BY BOB SPIWAK
Coming back from Omak on the Twisp-Winthrop Eastside Road, we had a look at the paving project on Castle Avenue in Winthrop/Heckendorn. It has been something like the last Ice Age in its glacial progress, but features have been coming to view over the months. There are curbs and sidewalks visible now.
This led to my ever-speculative wife to wonder what it would be like to have sidewalks in the Mazama area – say, Goat Creek Road and Lost River Road. I can see the walks keeping the ski boarders, walkers, runners and chipmunks off the traffic lanes, providing a safer environment for all.
This may be good for our two-month period of spring and summer, but what would happen when the snow flies and builds up – not only in Mazama, but also on the new couple of hundred yards of Winthrop’s beautified boulevard? Will the property owners be responsible and liable for keeping the snow shoveled on the portions of sidewalk on their frontage?
For us here in West Boesel who have 650 feet on the highway, it could be a mighty chore, especially after the plows come through and re-deposit highway snow on the margins. We’ll keep an eye on Winthrop, always in the forefront of progress.
From 4-6 p.m. on Thursday (June 20), shortly after this paper arrives in your mailbox, there will be a bowl-painting extravaganza at North Cascades Basecamp. This is a benefit for Room One, the valley’s nonprofit social and health services center.
The announcement from the basecamp promises great food, delicious refreshments and bowl painting. “Your painted bowls are used at our annual soup dinner fundraiser in October,” says the release.
Walt Foster was probably the first here in the Upperlands to cut hay this year, and it was not long after that it was baled and stacked or sold. A friend who was in California said alfalfa hay was going for over $30 a bale down there.
Latest word from the U.S. Forest Service is that the road to Harts Pass is now open, but if you go, be on the lookout for machinery working on the road. If you are from out of the area, as last week’s front page story attests, do not rely on your GPS to give you the correct directions to Harts Pass or anyplace not on a paved road. Even then it can be chancy.

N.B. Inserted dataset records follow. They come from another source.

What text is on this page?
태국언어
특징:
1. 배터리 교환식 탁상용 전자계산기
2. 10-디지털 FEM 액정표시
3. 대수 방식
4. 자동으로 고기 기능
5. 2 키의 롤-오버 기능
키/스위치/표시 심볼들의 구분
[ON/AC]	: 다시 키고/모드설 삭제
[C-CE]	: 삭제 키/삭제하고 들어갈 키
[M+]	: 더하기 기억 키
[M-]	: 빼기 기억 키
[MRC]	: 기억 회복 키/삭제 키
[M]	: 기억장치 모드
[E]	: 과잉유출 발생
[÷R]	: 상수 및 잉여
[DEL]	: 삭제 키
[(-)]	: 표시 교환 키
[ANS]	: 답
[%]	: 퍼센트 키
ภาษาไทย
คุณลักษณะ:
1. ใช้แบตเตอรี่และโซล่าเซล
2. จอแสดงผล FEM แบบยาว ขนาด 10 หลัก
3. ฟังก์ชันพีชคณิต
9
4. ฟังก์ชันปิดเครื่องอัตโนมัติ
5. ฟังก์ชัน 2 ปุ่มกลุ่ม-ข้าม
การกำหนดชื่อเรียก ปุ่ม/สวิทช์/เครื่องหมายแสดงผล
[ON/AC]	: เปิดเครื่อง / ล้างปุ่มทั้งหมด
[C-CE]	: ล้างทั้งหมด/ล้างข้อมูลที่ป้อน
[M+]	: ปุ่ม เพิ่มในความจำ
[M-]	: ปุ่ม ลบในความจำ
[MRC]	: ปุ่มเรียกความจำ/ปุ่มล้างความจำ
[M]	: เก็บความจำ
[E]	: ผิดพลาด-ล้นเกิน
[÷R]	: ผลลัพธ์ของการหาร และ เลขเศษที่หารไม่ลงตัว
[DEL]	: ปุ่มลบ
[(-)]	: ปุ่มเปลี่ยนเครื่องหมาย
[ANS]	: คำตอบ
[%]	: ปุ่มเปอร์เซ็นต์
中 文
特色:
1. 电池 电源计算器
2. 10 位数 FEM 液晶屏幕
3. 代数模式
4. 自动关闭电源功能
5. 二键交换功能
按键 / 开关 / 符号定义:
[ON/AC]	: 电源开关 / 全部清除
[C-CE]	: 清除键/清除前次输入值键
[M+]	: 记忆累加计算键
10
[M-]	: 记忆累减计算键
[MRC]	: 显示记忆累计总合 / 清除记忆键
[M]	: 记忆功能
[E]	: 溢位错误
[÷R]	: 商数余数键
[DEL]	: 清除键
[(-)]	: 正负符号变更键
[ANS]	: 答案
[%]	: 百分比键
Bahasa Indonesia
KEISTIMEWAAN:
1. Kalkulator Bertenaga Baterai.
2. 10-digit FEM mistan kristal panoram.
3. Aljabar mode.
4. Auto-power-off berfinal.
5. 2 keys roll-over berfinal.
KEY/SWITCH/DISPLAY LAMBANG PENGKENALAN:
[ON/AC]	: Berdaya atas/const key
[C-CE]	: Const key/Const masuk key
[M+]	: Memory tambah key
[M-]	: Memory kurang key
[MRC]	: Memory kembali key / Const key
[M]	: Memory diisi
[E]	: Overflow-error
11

Speaking with Brian Charlton at Sun Mountain Lodge, he related that there have been several people who have been foozled by their GPS attempting to get to the lodge. It all seems a bit humorous until one considers that there have been several fatalities related to electronic mis-guidance. Add to this the drivers’ reliance on the machine, even when they are on a dirt road with two feet of snow and who press on regardless.